Beitrag von AlicImWunderland »

Örecht I (1. Fall von 2):


A hat Lehramt studiert und direkt nach seinem Studium 2 Jahre in den USA als Lehrkraft gearbeitet. Nach seiner Rückkehr will er in Deutschland arbeiten und ist völlig überrascht, dass er zuvor ein Referendariat bestreiten und ein Staatsexamen bestehen muss. Um die Zeit zu verkürzen und schneller richtiges Geld zu verdienen, macht er von der Regelung in §29 BLV gebraucht
(1) Hauptberufliche Tätigkeiten, die nach Art und Schwierigkeit mindestens der Tätigkeit in einem Amt der betreffenden Laufbahn entsprechen, können auf die Probezeit angerechnet werden.
und stellt einen Antrag nach § (Leider vergessen, war im Sachverhalt abgedruckt. Inhalt war aber "Die Behörde KANN wenn die Voraussetzungen des § 29 vorliegen, die Referendariatszeit verkürzen. Der Referendariatsdienst dauert mindestens 12 Monate (normal sind 18).
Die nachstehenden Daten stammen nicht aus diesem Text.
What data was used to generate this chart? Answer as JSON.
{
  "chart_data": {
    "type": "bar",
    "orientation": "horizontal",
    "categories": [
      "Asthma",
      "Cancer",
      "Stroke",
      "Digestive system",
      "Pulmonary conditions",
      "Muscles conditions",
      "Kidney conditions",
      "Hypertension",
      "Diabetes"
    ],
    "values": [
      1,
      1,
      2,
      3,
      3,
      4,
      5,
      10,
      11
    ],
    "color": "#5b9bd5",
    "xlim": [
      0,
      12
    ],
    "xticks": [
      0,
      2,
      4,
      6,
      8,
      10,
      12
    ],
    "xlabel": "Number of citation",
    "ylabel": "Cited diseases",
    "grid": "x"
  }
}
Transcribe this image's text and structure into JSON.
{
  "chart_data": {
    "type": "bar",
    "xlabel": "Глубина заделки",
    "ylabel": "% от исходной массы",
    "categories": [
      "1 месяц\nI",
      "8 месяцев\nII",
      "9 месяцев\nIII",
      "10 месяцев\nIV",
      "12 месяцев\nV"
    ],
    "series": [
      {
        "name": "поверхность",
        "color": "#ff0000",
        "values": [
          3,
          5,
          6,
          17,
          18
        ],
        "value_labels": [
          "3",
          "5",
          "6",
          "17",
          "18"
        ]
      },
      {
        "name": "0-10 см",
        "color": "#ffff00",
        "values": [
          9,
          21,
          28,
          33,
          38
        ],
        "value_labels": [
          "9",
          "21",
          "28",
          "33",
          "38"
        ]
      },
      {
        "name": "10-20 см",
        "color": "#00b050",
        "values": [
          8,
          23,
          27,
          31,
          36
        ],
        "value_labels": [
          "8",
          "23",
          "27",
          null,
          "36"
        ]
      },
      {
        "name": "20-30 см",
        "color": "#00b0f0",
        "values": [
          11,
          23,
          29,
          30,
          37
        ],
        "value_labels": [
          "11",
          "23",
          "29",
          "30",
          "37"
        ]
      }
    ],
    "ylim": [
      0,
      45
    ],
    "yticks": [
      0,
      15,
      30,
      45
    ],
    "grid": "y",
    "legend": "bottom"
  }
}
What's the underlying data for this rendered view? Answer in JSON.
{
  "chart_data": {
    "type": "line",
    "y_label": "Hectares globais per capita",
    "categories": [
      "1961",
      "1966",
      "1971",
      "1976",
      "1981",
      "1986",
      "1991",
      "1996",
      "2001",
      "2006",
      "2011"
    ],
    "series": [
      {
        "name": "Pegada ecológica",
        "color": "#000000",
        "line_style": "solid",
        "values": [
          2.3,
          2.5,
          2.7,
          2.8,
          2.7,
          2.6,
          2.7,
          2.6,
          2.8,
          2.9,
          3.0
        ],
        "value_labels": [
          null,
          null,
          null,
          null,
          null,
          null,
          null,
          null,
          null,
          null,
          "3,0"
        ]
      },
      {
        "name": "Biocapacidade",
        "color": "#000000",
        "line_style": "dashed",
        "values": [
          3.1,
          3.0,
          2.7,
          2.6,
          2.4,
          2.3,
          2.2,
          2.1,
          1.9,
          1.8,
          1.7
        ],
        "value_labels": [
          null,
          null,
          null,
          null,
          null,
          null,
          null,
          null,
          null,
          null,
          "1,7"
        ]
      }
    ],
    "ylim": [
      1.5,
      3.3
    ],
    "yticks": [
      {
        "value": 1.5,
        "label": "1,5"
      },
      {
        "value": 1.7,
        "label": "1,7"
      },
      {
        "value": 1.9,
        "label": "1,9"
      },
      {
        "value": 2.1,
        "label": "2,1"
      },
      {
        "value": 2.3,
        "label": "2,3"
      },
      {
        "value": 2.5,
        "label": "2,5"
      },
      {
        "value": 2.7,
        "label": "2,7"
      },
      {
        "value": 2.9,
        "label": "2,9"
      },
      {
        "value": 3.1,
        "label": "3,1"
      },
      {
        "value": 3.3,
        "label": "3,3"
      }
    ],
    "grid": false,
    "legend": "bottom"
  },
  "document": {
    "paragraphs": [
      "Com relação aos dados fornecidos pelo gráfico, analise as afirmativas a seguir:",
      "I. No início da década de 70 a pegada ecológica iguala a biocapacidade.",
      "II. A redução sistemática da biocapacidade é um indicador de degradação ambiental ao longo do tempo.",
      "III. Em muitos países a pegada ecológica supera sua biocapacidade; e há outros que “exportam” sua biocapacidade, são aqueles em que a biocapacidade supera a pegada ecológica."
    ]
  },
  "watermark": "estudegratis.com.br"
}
Dieser wird von der Bezirksregierung nach kurzer Prüfung positiv beschieden.

Nach 3 Monaten bekommt A eine Erinnerung der Behörde per Post, dass sein Staatsexamen bald bevorsteht. Grund ist § xy (auch vergessen, aber Inhalt war auf jeden fall, dass sich dadurch dass man das Ref verkürzt auch die Prüfung verschoben hat, weil diese zu Anfang des letzten Halbjahres der Ref Laufbahn abgelegt werden muss...irgendwie so).

A ist schockiert, da er noch nicht einmal angefangen hat zu lernen und von der ganzen Regelung nichts wusste. Daher wendet er sich nun an die Bezirksregierung und beantragt die Anerkennung der Laufzeitverkürzung wieder rückgängig zu machen. Dabei macht er -insoweit zutreffend- geltend, dass eine Rückgängigmachung den Prüfungsablauf nicht stören würde.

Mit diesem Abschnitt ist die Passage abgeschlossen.